(MENAFN - Arab News) Over 250 private schools incurred a combined debt of more than SR 550 million on Saudi Credit Bank loans. The debts are a result of the decision to increase teachers' salaries to SR 5,600 a month.
Abdul Rahman Al-Haqbani, chairman of the National Committee for Private Education at the Council of Saudi Chambers, said that these schools took the loans before the salaries were increased. "A number of these schools may be forced to shut down," he added. A further 20 percent of private schools may follow suit before the end of the current educational year. Their exit from the education system will amount to more than 4,000 job losses.
"Schools shutting down had been expected. We, as officials and observers of the sector, can foresee events.

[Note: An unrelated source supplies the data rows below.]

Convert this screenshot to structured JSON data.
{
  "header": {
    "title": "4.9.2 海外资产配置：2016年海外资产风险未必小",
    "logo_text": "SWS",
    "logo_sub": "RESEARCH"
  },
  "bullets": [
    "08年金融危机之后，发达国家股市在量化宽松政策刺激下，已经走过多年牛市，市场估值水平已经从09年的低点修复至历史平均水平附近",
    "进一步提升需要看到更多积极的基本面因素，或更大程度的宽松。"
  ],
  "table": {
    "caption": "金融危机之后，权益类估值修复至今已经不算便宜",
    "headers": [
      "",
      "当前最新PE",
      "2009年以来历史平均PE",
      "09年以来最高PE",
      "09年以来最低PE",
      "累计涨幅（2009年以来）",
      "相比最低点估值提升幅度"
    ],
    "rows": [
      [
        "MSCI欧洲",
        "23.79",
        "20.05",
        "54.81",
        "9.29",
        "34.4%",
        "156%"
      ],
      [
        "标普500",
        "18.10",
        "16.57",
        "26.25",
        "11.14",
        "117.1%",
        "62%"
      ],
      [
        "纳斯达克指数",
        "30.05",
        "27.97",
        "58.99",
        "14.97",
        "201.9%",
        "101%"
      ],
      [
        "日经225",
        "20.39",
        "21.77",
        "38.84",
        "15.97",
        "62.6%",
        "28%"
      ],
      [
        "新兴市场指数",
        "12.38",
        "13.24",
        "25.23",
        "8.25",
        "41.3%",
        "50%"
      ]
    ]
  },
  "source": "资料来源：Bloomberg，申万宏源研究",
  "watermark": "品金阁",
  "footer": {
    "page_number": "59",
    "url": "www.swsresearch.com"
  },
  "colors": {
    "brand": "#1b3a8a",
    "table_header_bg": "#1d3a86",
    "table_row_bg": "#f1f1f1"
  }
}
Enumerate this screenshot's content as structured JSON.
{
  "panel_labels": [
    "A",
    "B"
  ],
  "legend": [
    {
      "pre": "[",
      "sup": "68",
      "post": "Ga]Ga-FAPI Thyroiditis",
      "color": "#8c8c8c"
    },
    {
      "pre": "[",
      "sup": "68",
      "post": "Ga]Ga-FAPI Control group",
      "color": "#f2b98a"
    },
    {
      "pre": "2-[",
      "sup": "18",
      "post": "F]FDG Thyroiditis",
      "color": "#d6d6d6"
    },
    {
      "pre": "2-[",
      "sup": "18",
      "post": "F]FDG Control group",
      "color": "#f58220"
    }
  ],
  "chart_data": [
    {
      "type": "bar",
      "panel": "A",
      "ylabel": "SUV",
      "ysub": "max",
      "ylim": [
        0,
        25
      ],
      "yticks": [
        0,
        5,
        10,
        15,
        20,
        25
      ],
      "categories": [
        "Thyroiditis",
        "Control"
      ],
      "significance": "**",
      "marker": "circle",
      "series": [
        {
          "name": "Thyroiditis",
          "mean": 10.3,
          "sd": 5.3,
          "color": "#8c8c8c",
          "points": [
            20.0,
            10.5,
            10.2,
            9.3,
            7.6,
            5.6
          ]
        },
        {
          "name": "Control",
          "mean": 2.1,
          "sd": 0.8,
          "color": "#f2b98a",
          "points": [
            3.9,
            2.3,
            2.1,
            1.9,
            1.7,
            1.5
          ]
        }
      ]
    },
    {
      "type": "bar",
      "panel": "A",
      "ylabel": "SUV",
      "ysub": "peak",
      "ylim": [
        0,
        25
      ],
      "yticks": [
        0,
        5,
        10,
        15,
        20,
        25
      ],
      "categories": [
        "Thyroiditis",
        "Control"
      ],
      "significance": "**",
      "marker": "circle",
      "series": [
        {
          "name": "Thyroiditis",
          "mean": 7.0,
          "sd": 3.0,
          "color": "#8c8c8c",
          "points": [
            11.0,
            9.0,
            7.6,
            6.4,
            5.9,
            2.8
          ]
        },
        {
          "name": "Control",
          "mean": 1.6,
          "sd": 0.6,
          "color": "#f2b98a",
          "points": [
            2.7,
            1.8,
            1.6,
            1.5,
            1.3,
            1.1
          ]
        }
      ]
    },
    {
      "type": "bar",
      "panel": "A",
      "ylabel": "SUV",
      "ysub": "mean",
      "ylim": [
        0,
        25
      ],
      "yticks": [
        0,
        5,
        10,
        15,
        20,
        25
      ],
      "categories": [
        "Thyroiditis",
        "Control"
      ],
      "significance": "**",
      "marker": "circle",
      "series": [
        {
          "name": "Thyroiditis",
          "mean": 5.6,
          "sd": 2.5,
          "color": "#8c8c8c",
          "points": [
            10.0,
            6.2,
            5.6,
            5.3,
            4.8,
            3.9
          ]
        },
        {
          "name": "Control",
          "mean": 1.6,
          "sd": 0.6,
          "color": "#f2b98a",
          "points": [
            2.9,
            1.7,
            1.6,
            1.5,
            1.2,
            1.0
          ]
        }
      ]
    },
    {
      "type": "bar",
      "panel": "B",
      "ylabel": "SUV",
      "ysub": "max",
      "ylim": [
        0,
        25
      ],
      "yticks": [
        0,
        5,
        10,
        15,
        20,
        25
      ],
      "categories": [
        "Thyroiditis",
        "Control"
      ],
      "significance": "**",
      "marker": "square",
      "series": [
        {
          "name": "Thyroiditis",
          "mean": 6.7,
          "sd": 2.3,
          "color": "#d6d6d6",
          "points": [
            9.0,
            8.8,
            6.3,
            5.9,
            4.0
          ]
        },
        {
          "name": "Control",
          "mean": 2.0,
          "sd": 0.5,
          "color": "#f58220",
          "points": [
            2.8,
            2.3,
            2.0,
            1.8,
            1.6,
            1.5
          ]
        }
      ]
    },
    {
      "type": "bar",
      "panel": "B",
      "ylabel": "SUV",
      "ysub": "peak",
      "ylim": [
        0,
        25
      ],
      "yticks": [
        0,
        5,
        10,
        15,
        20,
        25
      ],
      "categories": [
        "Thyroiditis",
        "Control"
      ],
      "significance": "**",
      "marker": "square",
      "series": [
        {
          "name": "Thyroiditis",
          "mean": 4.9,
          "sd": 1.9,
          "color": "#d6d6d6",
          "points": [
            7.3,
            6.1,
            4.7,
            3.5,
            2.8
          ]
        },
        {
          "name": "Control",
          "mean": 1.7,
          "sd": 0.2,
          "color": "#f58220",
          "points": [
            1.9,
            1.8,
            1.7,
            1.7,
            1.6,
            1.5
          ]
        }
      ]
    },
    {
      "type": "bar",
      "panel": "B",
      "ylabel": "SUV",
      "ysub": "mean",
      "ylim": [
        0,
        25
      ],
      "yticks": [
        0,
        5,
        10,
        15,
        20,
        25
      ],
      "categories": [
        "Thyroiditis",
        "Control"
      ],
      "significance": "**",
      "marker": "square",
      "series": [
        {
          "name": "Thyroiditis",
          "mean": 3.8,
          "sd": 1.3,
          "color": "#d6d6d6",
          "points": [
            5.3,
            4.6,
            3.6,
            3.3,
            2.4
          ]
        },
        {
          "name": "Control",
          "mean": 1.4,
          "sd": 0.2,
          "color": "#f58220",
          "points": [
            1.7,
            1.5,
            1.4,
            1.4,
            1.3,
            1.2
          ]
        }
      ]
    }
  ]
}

These schools cannot afford the implications of the decision that will affect expenditures and earnings. They must now take into account social security levies that correspond with the current salary, not the previous one of around SR 1,500," said Al-Haqbani.
"In a proposal to the Royal Court, we explained that payrolls of private school teachers should be divided among three parties: the school itself, the Ministry of Finance and the Human Resources Development Fund. Each party should pay up to SR 2,000 to meet the total of SR 6,000 for a fulltime teacher," he said, adding that this would contribute to the implementation of the royal decree.
Resources in the Ministry of Education said that its minister is considering a meeting with owners of private schools to reach a suitable resolution. The same resources said schools that were in violation of the decision for increased salaries, would be subject to fines and penalties.